J’ai mis les pieds dans le nord de l’Ouganda pour la première fois en avril 2004. Pour y arriver, il faut traverser le Nil par le pont Karuma, à un endroit où le courant est particulièrement fort.
Une fois au nord, un pays étrangement désertique émerge. Il n’y a pas de village en vue, ni de bétail dans les champs. On pourrait croire que le pays entier est endormi. Aucun stigmate de guerre n’est apparent, sinon quelques squelettes de huttes, tout ayant déjà été détruit et envahi par les herbes sauvages.

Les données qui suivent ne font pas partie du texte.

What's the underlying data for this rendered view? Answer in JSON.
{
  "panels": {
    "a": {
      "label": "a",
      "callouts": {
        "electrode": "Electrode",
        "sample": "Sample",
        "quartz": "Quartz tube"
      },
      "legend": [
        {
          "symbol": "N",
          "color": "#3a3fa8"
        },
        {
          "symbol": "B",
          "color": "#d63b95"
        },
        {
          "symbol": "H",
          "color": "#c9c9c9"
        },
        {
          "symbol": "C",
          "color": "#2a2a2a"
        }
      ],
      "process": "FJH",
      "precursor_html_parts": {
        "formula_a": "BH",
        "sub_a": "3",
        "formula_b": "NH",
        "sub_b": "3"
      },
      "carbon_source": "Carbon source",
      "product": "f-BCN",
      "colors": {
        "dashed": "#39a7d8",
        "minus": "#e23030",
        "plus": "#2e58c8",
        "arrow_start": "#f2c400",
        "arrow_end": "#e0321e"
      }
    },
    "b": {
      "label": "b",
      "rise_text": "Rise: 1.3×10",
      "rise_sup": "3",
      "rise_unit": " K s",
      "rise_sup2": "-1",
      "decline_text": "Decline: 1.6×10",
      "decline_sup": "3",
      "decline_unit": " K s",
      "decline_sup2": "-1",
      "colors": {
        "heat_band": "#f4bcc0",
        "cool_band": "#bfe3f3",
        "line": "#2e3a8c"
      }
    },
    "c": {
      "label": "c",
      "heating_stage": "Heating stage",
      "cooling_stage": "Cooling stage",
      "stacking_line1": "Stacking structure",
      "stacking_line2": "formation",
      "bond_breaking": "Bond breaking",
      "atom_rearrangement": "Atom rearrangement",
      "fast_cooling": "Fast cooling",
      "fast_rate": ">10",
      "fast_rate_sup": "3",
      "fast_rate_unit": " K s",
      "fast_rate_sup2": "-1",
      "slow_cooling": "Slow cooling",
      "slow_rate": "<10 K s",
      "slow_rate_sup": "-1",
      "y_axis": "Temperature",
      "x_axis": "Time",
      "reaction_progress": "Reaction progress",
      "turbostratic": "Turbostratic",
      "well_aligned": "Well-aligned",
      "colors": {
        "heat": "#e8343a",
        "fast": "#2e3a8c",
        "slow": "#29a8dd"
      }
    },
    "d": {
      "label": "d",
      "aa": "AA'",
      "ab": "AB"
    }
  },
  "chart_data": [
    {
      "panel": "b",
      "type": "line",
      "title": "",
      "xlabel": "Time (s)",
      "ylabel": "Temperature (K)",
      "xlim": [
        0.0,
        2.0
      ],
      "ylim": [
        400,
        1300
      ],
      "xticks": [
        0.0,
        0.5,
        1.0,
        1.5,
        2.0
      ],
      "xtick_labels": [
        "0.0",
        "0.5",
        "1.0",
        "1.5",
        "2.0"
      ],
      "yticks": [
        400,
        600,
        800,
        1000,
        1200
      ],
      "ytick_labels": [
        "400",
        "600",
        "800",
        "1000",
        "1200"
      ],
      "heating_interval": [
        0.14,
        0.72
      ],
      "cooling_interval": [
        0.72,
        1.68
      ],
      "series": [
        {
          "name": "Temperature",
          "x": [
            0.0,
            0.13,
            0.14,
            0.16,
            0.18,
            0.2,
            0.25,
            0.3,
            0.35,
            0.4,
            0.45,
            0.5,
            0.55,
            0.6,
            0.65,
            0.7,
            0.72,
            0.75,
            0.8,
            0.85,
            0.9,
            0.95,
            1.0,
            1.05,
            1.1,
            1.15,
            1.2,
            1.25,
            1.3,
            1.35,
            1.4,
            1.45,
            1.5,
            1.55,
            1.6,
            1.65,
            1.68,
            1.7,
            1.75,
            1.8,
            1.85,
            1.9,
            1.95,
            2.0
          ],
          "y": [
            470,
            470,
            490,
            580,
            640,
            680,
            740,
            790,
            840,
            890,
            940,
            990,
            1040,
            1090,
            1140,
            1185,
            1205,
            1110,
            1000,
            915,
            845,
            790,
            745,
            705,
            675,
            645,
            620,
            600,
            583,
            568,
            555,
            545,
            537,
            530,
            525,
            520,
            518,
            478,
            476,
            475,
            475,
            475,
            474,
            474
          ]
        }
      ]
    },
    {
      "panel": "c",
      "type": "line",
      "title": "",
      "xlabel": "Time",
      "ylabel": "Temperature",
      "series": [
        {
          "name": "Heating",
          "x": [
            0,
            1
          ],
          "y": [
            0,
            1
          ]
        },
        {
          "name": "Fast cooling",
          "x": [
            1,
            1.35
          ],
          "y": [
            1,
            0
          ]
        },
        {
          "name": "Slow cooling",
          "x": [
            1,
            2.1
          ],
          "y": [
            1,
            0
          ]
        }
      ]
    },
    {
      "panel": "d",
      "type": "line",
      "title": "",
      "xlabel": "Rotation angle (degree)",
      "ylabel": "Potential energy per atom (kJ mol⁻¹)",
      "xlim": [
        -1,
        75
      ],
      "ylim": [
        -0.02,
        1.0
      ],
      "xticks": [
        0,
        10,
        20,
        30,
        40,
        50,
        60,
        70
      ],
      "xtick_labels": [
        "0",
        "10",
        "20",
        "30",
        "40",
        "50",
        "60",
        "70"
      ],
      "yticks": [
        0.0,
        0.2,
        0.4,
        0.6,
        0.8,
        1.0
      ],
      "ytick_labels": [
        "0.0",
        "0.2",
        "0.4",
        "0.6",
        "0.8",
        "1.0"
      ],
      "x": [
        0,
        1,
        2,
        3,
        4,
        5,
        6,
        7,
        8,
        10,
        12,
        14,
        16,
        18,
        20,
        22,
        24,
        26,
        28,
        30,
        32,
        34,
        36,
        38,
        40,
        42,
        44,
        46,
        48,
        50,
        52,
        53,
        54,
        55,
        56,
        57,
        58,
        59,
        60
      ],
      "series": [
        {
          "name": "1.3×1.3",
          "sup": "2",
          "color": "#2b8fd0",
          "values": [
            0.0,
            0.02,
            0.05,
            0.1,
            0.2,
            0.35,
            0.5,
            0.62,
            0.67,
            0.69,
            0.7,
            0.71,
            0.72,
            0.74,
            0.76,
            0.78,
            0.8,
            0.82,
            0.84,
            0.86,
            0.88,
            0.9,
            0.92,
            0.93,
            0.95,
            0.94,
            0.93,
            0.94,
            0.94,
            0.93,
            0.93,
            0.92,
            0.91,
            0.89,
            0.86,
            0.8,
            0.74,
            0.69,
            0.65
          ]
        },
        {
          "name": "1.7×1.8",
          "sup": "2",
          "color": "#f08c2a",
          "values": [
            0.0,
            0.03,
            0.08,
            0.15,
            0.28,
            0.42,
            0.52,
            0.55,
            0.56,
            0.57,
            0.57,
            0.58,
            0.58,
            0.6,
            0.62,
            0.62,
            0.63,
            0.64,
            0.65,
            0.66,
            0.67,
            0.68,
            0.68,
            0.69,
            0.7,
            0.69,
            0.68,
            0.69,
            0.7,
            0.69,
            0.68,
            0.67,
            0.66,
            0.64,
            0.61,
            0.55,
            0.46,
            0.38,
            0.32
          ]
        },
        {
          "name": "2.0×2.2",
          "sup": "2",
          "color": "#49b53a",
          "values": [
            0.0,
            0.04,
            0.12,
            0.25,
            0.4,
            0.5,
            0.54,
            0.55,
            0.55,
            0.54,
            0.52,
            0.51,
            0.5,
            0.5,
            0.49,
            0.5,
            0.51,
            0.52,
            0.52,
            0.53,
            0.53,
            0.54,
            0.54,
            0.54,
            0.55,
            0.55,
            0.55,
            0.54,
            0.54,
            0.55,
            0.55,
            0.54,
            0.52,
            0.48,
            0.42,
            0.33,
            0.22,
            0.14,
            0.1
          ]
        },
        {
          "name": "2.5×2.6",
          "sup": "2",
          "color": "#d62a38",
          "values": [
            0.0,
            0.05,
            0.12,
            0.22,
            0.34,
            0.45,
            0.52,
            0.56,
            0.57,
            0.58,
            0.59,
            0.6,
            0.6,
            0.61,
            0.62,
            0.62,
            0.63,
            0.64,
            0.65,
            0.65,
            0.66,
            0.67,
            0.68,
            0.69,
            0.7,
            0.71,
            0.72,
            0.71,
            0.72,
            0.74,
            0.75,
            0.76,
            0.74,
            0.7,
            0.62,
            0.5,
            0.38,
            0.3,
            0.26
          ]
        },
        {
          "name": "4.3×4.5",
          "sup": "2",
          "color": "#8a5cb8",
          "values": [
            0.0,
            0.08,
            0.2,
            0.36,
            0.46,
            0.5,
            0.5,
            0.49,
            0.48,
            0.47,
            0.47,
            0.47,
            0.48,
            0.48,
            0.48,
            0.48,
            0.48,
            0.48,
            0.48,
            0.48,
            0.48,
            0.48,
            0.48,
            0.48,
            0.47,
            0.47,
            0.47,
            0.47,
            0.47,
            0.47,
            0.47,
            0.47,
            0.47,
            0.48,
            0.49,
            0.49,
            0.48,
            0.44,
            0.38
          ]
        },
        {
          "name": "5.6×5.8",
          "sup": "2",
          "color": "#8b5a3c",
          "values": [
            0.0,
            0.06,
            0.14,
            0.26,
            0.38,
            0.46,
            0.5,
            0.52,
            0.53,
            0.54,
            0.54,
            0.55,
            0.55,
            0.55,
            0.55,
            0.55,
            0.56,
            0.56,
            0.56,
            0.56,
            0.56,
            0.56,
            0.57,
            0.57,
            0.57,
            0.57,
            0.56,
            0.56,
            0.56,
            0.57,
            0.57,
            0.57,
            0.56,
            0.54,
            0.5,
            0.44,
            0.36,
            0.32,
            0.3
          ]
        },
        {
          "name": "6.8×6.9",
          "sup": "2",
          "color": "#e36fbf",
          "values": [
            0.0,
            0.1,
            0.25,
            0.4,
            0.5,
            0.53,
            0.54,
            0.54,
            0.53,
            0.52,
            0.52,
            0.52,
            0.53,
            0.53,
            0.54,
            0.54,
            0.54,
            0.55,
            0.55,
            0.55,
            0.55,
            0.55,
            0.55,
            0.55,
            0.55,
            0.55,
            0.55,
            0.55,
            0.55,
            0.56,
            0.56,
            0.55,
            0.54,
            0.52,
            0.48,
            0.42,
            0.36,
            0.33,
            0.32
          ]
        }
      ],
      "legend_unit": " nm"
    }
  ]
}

Après 20 ans de conflit, le nord du pays n’est plus que l’ombre de lui-même : c’est tout le tissu social qui est détruit, toutes les ressources qui ont été gangrenées, tout un peuple qui se meurt à petit feu. Je n’arrivais pas à croire que ce conflit, qui éventre le pays depuis 20 ans, reçoive si peu d’attention.
L’Ouganda et son peuple nous forcent à reformuler notre définition de la guerre, trop souvent réduite à une imagerie violente. En Ouganda, on assiste à une destruction en chaîne — extraordinaire mais pas spectaculaire — de toute la société nord-ougandaise. Je souhaitais donc faire un film personnel qui ne se contenterait pas d’exposer le conflit, mais qui le ferait vivre de l’intérieur à travers le point de vue de ses gens.
C’est leur histoire qui constitue le point de départ de ce film. Celui-ci nous mène vers des personnages qui, chacun à leur façon, subissent au quotidien les affres de la guerre, mais qui préservent leur humanité grâce à leur résistance. Ces personnages aux histoires racontées en parallèle convergent vers une même réalité : celle d’une guerre insidieuse mais pérenne, sans grands éclats mais omniprésente, nourrie par des intérêts politiques inavouables mais manifestes.
À ce jour, personne au nord du Nil n’a été épargné, des enfants aux vieillards. Mais rarement a-t-on vu une guerre recevoir si peu d’écho. Il suffit pourtant de traverser le Nil pour entendre des voix percer le silence. Un silence aussi inexplicable qu’embarrassant.